Extraction of enzyme and total soluble proteins

The protein content was determined according to the method of Bradford using bovine serum albumin as standard. To determine enzyme content and activity, the leaves (500 mg) were homogenized in 50 mM potassium phosphate buffer (pH 7.2). The homogenate was centrifuged at 14,000 × g for 15 min and the supernatant was used for further analysis. All procedures were performed at a temperature of −4°C.

Catalase activity

The reaction mixture comprised of a 50 mM (pH 6.8) phosphate buffer, H2O2 (15 mM) and the enzyme extract. The CAT activity was measured by the method of Chance and Maehly. The decomposition of H2O2 was followed by measuring the decrease in absorbance at 240 nm. The CAT activity values are expressed in units (U) mg-1 protein-1 FW.

Ascorbate Peroxidase Activity (APX)

The oxidation of ascorbic acid in the presence of a 50 mM (pH 7) phosphate buffer, H2O2 (15 mM), ascorbic acid (5 mM), EDTA (10 mM) and enzyme extraction was measured at 290 nm by spectrophotometry according to Nakano and Asada in 1981 [6]. APX activity was defined as the amount of enzyme that decomposed 1 mM H2O2 min-1 FW.

Determination of K+ and Na+ concentrations

The dried samples (50–100 mg) were first digested in 10 mL HNO3. The digested materials were filtered and diluted with distilled water and the ion contents were assayed using an atomic absorption spectrometer (Spectra AA 220, Varian, Australia). The concentration of each ion was then calculated from the relative standard curve.

Determination of fatty acids

Oil samples of the purslane leaf were extracted in triplicate according to the method. In brief, the sample (10 g) was mixed with isooctane (5 mL) in 2 min. After two phase separation, the upper phase was trans esterified with KOH solution. The fatty acid components of the final solution were identified by Varian Star 3400 gas chromatography.

Statistical analysis

All the experiments were done in triplicates unless otherwise specified. The experiments were performed in a randomized complete block design with three replicates. The data analysis was done by one way analysis of variance using Excel and SPSS software packages. The set of means were compared using the Duncan test at 95% confidence interval.

Results

Growth parameters

The chitosan and salinity significantly affected the shoot and root lengths of purslane. However, the interaction of chitosan and salinity has no significant effect on the shoot length. The results of analysis of variance showed that the interaction of salinity and chitosan had a significant impact on the RL. An increase in salinity stress to 35 ds m-1 reduced the SL from 13.4 to 11.6 cm. The 25 ds m-1 salinity increased the RL but the 35 ds m-1 salinity had no significant effect on it.

At normal growth conditions, a concentration of 0.2 g L-1 chitosan reduced the SL; while a concentration of 0.4 g L-1 significantly increased it (~ 26%), . A 0.2 g L-1 chitosan reduced root length (~ 27%) and the high level of 0.4 g L-1 chitosan increased the root length about 25%.

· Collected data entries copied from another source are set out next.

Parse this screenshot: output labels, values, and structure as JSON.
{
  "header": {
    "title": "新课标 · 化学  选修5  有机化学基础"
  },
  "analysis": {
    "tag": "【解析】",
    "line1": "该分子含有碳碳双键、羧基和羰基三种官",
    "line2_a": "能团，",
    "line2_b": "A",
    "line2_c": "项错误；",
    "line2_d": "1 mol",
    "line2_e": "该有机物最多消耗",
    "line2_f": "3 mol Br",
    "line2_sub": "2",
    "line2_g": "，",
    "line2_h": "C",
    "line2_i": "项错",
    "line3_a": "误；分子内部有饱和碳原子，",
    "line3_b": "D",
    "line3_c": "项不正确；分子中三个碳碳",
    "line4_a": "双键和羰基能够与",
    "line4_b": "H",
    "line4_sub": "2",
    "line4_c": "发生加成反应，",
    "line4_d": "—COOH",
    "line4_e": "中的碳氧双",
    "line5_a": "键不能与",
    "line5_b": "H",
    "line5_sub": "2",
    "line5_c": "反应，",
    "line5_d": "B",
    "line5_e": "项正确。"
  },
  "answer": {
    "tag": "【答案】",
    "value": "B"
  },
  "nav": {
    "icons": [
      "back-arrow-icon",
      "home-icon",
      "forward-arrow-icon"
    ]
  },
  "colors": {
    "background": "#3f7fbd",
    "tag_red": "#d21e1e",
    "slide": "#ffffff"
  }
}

The combination of 25 ds m-1 salinity and 0.4 g L-1 chitosan had no significant effect on the shoot length, but the 25 ds m-1 salinity and 0.2 g L-1 chitosan caused a 34% reduction in the shoot length. At salinity of 35 ds m-1, addition of chitosan had no significant moderating effect on the shoot length. Combination of the 25 ds m-1 salinity with 0.2 g L-1 chitosan decreased the root lengths from 4.45 to 2.95 cm and with 0.4 g L-1 chitosan increased the root length about 46%. Interaction of 35 ds m-1 salinity with 0.2 g L-1 chitosan decreased the root length about 33% and with 0.4 g L-1 chitosan imposed no significant effect [7]. Addition of 0.4 g L-1 chitosan showed no significant moderating effect on the plants under 35 ds m-1 salinity stress; while addition of 0.2 g L-1 chitosan reduced the root length from 4.65 to 2.52 cm .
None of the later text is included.